Biochemical Characterization and Crystal Structure of a Novel NAD+-Dependent Isocitrate Dehydrogenase from Phaeodactylum tricornutum

Abstract

The marine diatom Phaeodactylum tricornutum originated from a series of secondary symbiotic events and has been used as a model organism for studying diatom biology. A novel type II homodimeric isocitrate dehydrogenase from P. tricornutum (PtIDH1) was expressed, purified, and identified in detail through enzymatic characterization.

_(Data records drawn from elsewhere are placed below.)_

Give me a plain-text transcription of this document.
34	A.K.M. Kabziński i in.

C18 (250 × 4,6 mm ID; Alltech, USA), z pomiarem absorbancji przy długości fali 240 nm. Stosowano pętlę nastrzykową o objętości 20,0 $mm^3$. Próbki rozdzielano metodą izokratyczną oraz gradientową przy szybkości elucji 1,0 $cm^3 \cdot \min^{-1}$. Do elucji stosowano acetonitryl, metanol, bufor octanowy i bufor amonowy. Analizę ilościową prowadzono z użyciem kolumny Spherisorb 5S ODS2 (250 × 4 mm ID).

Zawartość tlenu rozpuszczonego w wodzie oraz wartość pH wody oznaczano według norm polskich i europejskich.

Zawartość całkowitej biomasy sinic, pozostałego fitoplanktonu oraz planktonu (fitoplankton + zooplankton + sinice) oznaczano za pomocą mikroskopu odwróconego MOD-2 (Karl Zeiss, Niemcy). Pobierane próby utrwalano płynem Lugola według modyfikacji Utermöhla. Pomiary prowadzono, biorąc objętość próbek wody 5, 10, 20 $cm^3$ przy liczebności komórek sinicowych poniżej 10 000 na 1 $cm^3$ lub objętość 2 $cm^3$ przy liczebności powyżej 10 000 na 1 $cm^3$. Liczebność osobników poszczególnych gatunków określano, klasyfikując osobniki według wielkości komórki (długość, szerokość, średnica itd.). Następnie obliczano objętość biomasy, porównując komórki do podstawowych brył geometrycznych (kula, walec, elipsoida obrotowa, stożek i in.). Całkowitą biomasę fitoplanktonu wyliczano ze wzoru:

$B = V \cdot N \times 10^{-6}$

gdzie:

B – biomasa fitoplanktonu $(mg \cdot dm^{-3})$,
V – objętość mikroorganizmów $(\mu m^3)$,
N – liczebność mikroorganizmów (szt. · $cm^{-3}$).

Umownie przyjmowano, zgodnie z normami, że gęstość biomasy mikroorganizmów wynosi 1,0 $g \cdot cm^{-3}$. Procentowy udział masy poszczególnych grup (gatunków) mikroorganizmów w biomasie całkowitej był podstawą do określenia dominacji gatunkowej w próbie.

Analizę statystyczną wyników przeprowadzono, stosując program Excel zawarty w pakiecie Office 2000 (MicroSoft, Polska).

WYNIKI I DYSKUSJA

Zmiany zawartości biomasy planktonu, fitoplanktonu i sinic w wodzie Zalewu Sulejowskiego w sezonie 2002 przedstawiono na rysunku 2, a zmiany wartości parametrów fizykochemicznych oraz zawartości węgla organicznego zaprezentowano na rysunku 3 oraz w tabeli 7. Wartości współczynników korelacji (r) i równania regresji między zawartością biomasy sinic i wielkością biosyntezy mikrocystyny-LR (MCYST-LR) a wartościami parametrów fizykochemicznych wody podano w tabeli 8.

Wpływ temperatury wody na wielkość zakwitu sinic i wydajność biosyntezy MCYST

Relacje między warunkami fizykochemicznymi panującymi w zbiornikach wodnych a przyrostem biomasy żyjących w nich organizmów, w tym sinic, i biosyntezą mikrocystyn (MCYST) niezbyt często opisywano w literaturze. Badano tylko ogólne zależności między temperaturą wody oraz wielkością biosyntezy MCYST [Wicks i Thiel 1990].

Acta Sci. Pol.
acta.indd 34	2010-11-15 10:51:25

Kinetic analysis showed that PtIDH1 is NAD+-dependent and has no detectable activity with NADP+. The catalytic efficiency of PtIDH1 for NAD+ is 0.16 μM−1·s−1 and 0.09 μM−1·s−1 in the presence of Mn2+ and Mg2+, respectively. Unlike other bacterial homodimeric NAD-IDHs, PtIDH1 activity was allosterically regulated by the isocitrate. Furthermore, the dimeric structure of PtIDH1 was determined at 2.8 Å resolution, and each subunit was resolved into four domains, similar to the eukaryotic homodimeric NADP-IDH in the type II subfamily. Interestingly, a unique and novel C-terminal EF-hand domain was first defined in PtIDH1. Deletion of this domain disrupted the intact dimeric structure and activity. Mutation of the four Ca2+-binding sites in the EF-hand significantly reduced the calcium tolerance of PtIDH1. Thus, we suggest that the EF-hand domain could be involved in the dimerization and Ca2+-coordination of PtIDH1. The current report, on the first structure of type II eukaryotic NAD-IDH, provides new information for further investigation of the evolution of the IDH family.